"What
I wanted to get across with this film was the idea that all of life is
often really a terrible nightmare and that our only refuge is to remain
in this world, but outside time. In the end, the two protagonists' eye
turn completely white and they find themselves in a desert where there's
no light, no wind, no shade, no nothing. I believe, being Catholic, that
they have reached what many people imagine to be the afterworld."
Lucio Fulci on The Beyond
Has anybody in
the history of cinema done more damage to the human eye than Lucio
Fulci? His 1981 classic The Beyond (Seven Doors of Death) is no
exception, the film remains Lucio Fulci's masterpiece.

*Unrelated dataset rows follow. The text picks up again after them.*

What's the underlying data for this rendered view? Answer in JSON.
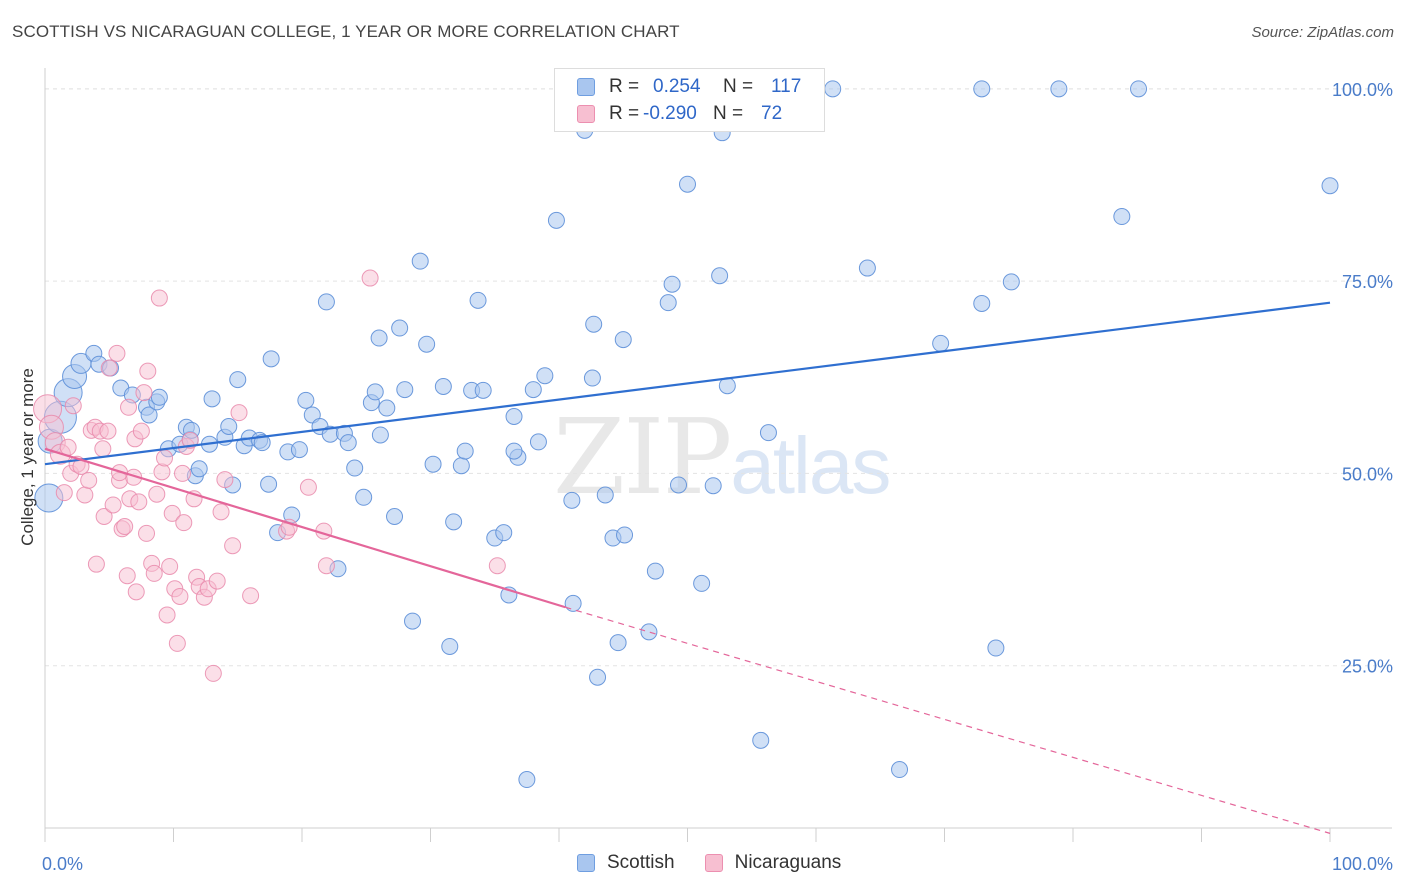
{
  "title": "SCOTTISH VS NICARAGUAN COLLEGE, 1 YEAR OR MORE CORRELATION CHART",
  "source": "Source: ZipAtlas.com",
  "watermark": {
    "zip": "ZIP",
    "atlas": "atlas"
  },
  "legend": {
    "rows": [
      {
        "r_label": "R =",
        "r_value": "0.254",
        "n_label": "N =",
        "n_value": "117",
        "color": "#a9c6ef",
        "border": "#6f9ee0"
      },
      {
        "r_label": "R =",
        "r_value": "-0.290",
        "n_label": "N =",
        "n_value": "72",
        "color": "#f7bfd1",
        "border": "#ec8fb0"
      }
    ]
  },
  "bottom_legend": [
    {
      "label": "Scottish",
      "color": "#a9c6ef",
      "border": "#6f9ee0"
    },
    {
      "label": "Nicaraguans",
      "color": "#f7bfd1",
      "border": "#ec8fb0"
    }
  ],
  "chart_data": {
    "type": "scatter",
    "title": "SCOTTISH VS NICARAGUAN COLLEGE, 1 YEAR OR MORE CORRELATION CHART",
    "xlabel": "",
    "ylabel": "College, 1 year or more",
    "xlim": [
      0,
      100
    ],
    "ylim": [
      0,
      104
    ],
    "x_tick_labels": [
      "0.0%",
      "100.0%"
    ],
    "y_ticks": [
      25,
      50,
      75,
      100
    ],
    "y_tick_labels": [
      "25.0%",
      "50.0%",
      "75.0%",
      "100.0%"
    ],
    "grid": true,
    "legend_position": "top-center",
    "colors": {
      "scottish_fill": "#a9c6ef",
      "scottish_stroke": "#5d8fd8",
      "scottish_line": "#2f6fd0",
      "nicaraguan_fill": "#f7bfd1",
      "nicaraguan_stroke": "#e98aab",
      "nicaraguan_line": "#e4669a"
    },
    "series": [
      {
        "name": "Scottish",
        "trend": {
          "x": [
            0,
            100
          ],
          "y": [
            51.2,
            72.2
          ],
          "dashed_from": null
        },
        "points": [
          [
            0.3,
            46.8,
            14
          ],
          [
            0.4,
            54.2,
            12
          ],
          [
            1.2,
            57.3,
            16
          ],
          [
            1.8,
            60.5,
            14
          ],
          [
            2.3,
            62.6,
            12
          ],
          [
            2.8,
            64.3,
            10
          ],
          [
            3.8,
            65.6,
            8
          ],
          [
            4.2,
            64.2,
            8
          ],
          [
            5.1,
            63.7,
            8
          ],
          [
            5.9,
            61.1,
            8
          ],
          [
            6.8,
            60.2,
            8
          ],
          [
            7.9,
            58.6,
            8
          ],
          [
            8.1,
            57.6,
            8
          ],
          [
            8.7,
            59.3,
            8
          ],
          [
            8.9,
            59.9,
            8
          ],
          [
            9.6,
            53.2,
            8
          ],
          [
            10.5,
            53.8,
            8
          ],
          [
            11.0,
            56.0,
            8
          ],
          [
            11.3,
            54.4,
            8
          ],
          [
            11.4,
            55.6,
            8
          ],
          [
            11.7,
            49.7,
            8
          ],
          [
            12.0,
            50.6,
            8
          ],
          [
            12.8,
            53.8,
            8
          ],
          [
            13.0,
            59.7,
            8
          ],
          [
            14.0,
            54.7,
            8
          ],
          [
            14.3,
            56.1,
            8
          ],
          [
            14.6,
            48.5,
            8
          ],
          [
            15.0,
            62.2,
            8
          ],
          [
            15.5,
            53.6,
            8
          ],
          [
            15.9,
            54.6,
            8
          ],
          [
            16.7,
            54.3,
            8
          ],
          [
            16.9,
            54.0,
            8
          ],
          [
            17.4,
            48.6,
            8
          ],
          [
            17.6,
            64.9,
            8
          ],
          [
            18.1,
            42.3,
            8
          ],
          [
            18.9,
            52.8,
            8
          ],
          [
            19.2,
            44.6,
            8
          ],
          [
            19.8,
            53.1,
            8
          ],
          [
            20.3,
            59.5,
            8
          ],
          [
            20.8,
            57.6,
            8
          ],
          [
            21.4,
            56.1,
            8
          ],
          [
            21.9,
            72.3,
            8
          ],
          [
            22.2,
            55.1,
            8
          ],
          [
            22.8,
            37.6,
            8
          ],
          [
            23.3,
            55.2,
            8
          ],
          [
            23.6,
            54.0,
            8
          ],
          [
            24.1,
            50.7,
            8
          ],
          [
            24.8,
            46.9,
            8
          ],
          [
            25.4,
            59.2,
            8
          ],
          [
            25.7,
            60.6,
            8
          ],
          [
            26.0,
            67.6,
            8
          ],
          [
            26.6,
            58.5,
            8
          ],
          [
            27.2,
            44.4,
            8
          ],
          [
            27.6,
            68.9,
            8
          ],
          [
            28.0,
            60.9,
            8
          ],
          [
            28.6,
            30.8,
            8
          ],
          [
            29.2,
            77.6,
            8
          ],
          [
            29.7,
            66.8,
            8
          ],
          [
            30.2,
            51.2,
            8
          ],
          [
            31.0,
            61.3,
            8
          ],
          [
            31.5,
            27.5,
            8
          ],
          [
            31.8,
            43.7,
            8
          ],
          [
            32.4,
            51.0,
            8
          ],
          [
            32.7,
            52.9,
            8
          ],
          [
            33.2,
            60.8,
            8
          ],
          [
            33.7,
            72.5,
            8
          ],
          [
            34.1,
            60.8,
            8
          ],
          [
            35.0,
            41.6,
            8
          ],
          [
            35.7,
            42.3,
            8
          ],
          [
            36.1,
            34.2,
            8
          ],
          [
            36.5,
            57.4,
            8
          ],
          [
            36.8,
            52.1,
            8
          ],
          [
            37.5,
            10.2,
            8
          ],
          [
            38.0,
            60.9,
            8
          ],
          [
            38.4,
            54.1,
            8
          ],
          [
            38.9,
            62.7,
            8
          ],
          [
            39.8,
            82.9,
            8
          ],
          [
            41.0,
            46.5,
            8
          ],
          [
            41.1,
            33.1,
            8
          ],
          [
            42.0,
            94.6,
            8
          ],
          [
            42.6,
            62.4,
            8
          ],
          [
            42.7,
            69.4,
            8
          ],
          [
            43.0,
            23.5,
            8
          ],
          [
            43.6,
            47.2,
            8
          ],
          [
            44.2,
            41.6,
            8
          ],
          [
            44.6,
            28.0,
            8
          ],
          [
            45.0,
            67.4,
            8
          ],
          [
            45.1,
            42.0,
            8
          ],
          [
            47.0,
            29.4,
            8
          ],
          [
            47.5,
            37.3,
            8
          ],
          [
            48.5,
            72.2,
            8
          ],
          [
            48.8,
            74.6,
            8
          ],
          [
            49.3,
            48.5,
            8
          ],
          [
            50.0,
            87.6,
            8
          ],
          [
            51.1,
            35.7,
            8
          ],
          [
            52.0,
            48.4,
            8
          ],
          [
            52.5,
            75.7,
            8
          ],
          [
            52.7,
            94.3,
            8
          ],
          [
            53.1,
            61.4,
            8
          ],
          [
            55.7,
            15.3,
            8
          ],
          [
            56.3,
            55.3,
            8
          ],
          [
            59.1,
            100.3,
            8
          ],
          [
            59.6,
            100.5,
            8
          ],
          [
            61.3,
            100.0,
            8
          ],
          [
            64.0,
            76.7,
            8
          ],
          [
            69.7,
            66.9,
            8
          ],
          [
            72.9,
            100.0,
            8
          ],
          [
            72.9,
            72.1,
            8
          ],
          [
            74.0,
            27.3,
            8
          ],
          [
            75.2,
            74.9,
            8
          ],
          [
            66.5,
            11.5,
            8
          ],
          [
            78.9,
            100.0,
            8
          ],
          [
            83.8,
            83.4,
            8
          ],
          [
            85.1,
            100.0,
            8
          ],
          [
            100.0,
            87.4,
            8
          ],
          [
            36.5,
            52.9,
            8
          ],
          [
            26.1,
            55.0,
            8
          ]
        ]
      },
      {
        "name": "Nicaraguans",
        "trend": {
          "x": [
            0,
            40.5
          ],
          "y": [
            53.2,
            32.6
          ],
          "dashed_to": [
            100,
            3.2
          ]
        },
        "points": [
          [
            0.2,
            58.4,
            14
          ],
          [
            0.5,
            56.0,
            12
          ],
          [
            0.8,
            54.0,
            10
          ],
          [
            1.2,
            52.5,
            10
          ],
          [
            1.5,
            47.5,
            8
          ],
          [
            1.8,
            53.4,
            8
          ],
          [
            2.0,
            50.0,
            8
          ],
          [
            2.2,
            58.8,
            8
          ],
          [
            2.5,
            51.2,
            8
          ],
          [
            2.8,
            50.9,
            8
          ],
          [
            3.1,
            47.2,
            8
          ],
          [
            3.4,
            49.1,
            8
          ],
          [
            3.6,
            55.6,
            8
          ],
          [
            3.9,
            56.0,
            8
          ],
          [
            4.0,
            38.2,
            8
          ],
          [
            4.3,
            55.5,
            8
          ],
          [
            4.5,
            53.2,
            8
          ],
          [
            4.6,
            44.4,
            8
          ],
          [
            4.9,
            55.5,
            8
          ],
          [
            5.0,
            63.7,
            8
          ],
          [
            5.3,
            45.9,
            8
          ],
          [
            5.6,
            65.6,
            8
          ],
          [
            5.8,
            49.1,
            8
          ],
          [
            6.0,
            42.8,
            8
          ],
          [
            6.2,
            43.1,
            8
          ],
          [
            6.4,
            36.7,
            8
          ],
          [
            6.5,
            58.6,
            8
          ],
          [
            6.6,
            46.7,
            8
          ],
          [
            6.9,
            49.5,
            8
          ],
          [
            7.0,
            54.5,
            8
          ],
          [
            7.1,
            34.6,
            8
          ],
          [
            7.3,
            46.3,
            8
          ],
          [
            7.5,
            55.5,
            8
          ],
          [
            7.7,
            60.5,
            8
          ],
          [
            7.9,
            42.2,
            8
          ],
          [
            8.0,
            63.3,
            8
          ],
          [
            8.3,
            38.3,
            8
          ],
          [
            8.5,
            37.0,
            8
          ],
          [
            8.7,
            47.3,
            8
          ],
          [
            8.9,
            72.8,
            8
          ],
          [
            9.1,
            50.2,
            8
          ],
          [
            9.3,
            52.0,
            8
          ],
          [
            9.5,
            31.6,
            8
          ],
          [
            9.7,
            37.9,
            8
          ],
          [
            9.9,
            44.8,
            8
          ],
          [
            10.1,
            35.0,
            8
          ],
          [
            10.3,
            27.9,
            8
          ],
          [
            10.5,
            34.0,
            8
          ],
          [
            10.7,
            50.0,
            8
          ],
          [
            10.8,
            43.6,
            8
          ],
          [
            11.0,
            53.5,
            8
          ],
          [
            11.3,
            54.3,
            8
          ],
          [
            11.6,
            46.7,
            8
          ],
          [
            11.8,
            36.5,
            8
          ],
          [
            12.0,
            35.3,
            8
          ],
          [
            12.4,
            33.9,
            8
          ],
          [
            12.7,
            35.0,
            8
          ],
          [
            13.1,
            24.0,
            8
          ],
          [
            13.4,
            36.0,
            8
          ],
          [
            13.7,
            45.0,
            8
          ],
          [
            14.0,
            49.2,
            8
          ],
          [
            14.6,
            40.6,
            8
          ],
          [
            15.1,
            57.9,
            8
          ],
          [
            16.0,
            34.1,
            8
          ],
          [
            18.8,
            42.5,
            8
          ],
          [
            19.0,
            43.0,
            8
          ],
          [
            20.5,
            48.2,
            8
          ],
          [
            21.7,
            42.5,
            8
          ],
          [
            21.9,
            38.0,
            8
          ],
          [
            25.3,
            75.4,
            8
          ],
          [
            35.2,
            38.0,
            8
          ],
          [
            5.8,
            50.1,
            8
          ]
        ]
      }
    ]
  }
}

Lucio Fulci held back on the zoom lens and created a film as beautiful
as anything Argento has done, a surrealistic journey into hell featuring
an astronomical amount of gore. Besides the Lucio Fulci staples of eyes
being ripped out or poked in, we have a throat ripping dog, an incredible
tarantula attack that has to be seen to be believed, a crucifixion with
the longest nails known to man, and the now infamous light through the
head shot.
The
story concerns a New Orleans hotel overlooking the Seven Gates of Hell,
and a sinister painting by an artist murdered years before for being
a warlock. In a terrific sepia tinted prologue a group of angry townsfolk
make their way by canoe to the hotel. They break into an artists room
and accuse him of witchcraft. In flesh ripping, Fulci fashion, they
first beat him with chains before crucifying him. The nails pounded
into the artists arms is brutally realistic and EXTREMELY nasty. Next
the fine town people start tossing this bubbling slop into his face
by the shovelful. Fulci's camera lingers as the goop disintegrates the
warlocks face in a bloody, frothy mess.
We
move to modern day New Orleans where the terrific Catrionia MacColl
takes over the damned property and finds herself surrounded by a creepy
blind girl, bloody accidents, murderous zombies and the terrific late
New Zealand actor David Warbeck. MacColl hires this silly handyman who
releases the crucified warlock when breaking down a wall. The handyman
pays for this by having his eye brutally squeezed out of his head in
one of Fulci's nastiest scenes. Soon all hell is breaking loose as Zombies
roam the hotel and the nearby hospital.
Italain fx master Gianetto de Rossi delivers some of the
most impressive, gruesome effects in film history.
This guy has a knack for creating some really nasty, painful looking shit.
Interpretations may vary
as Lucio Fulci builds scene upon scene of incredible violence and suspense
until the final ambiguous ending. Quentin Tarantino's company Rolling
Thunder released The Beyond for a brief stint in the major cities as
well as reprinting the classic original poster. The great Anchor Bay released a terrific
DVD tin with poster reproductions, booklet and a DVD packed with extra goodies. Check it out!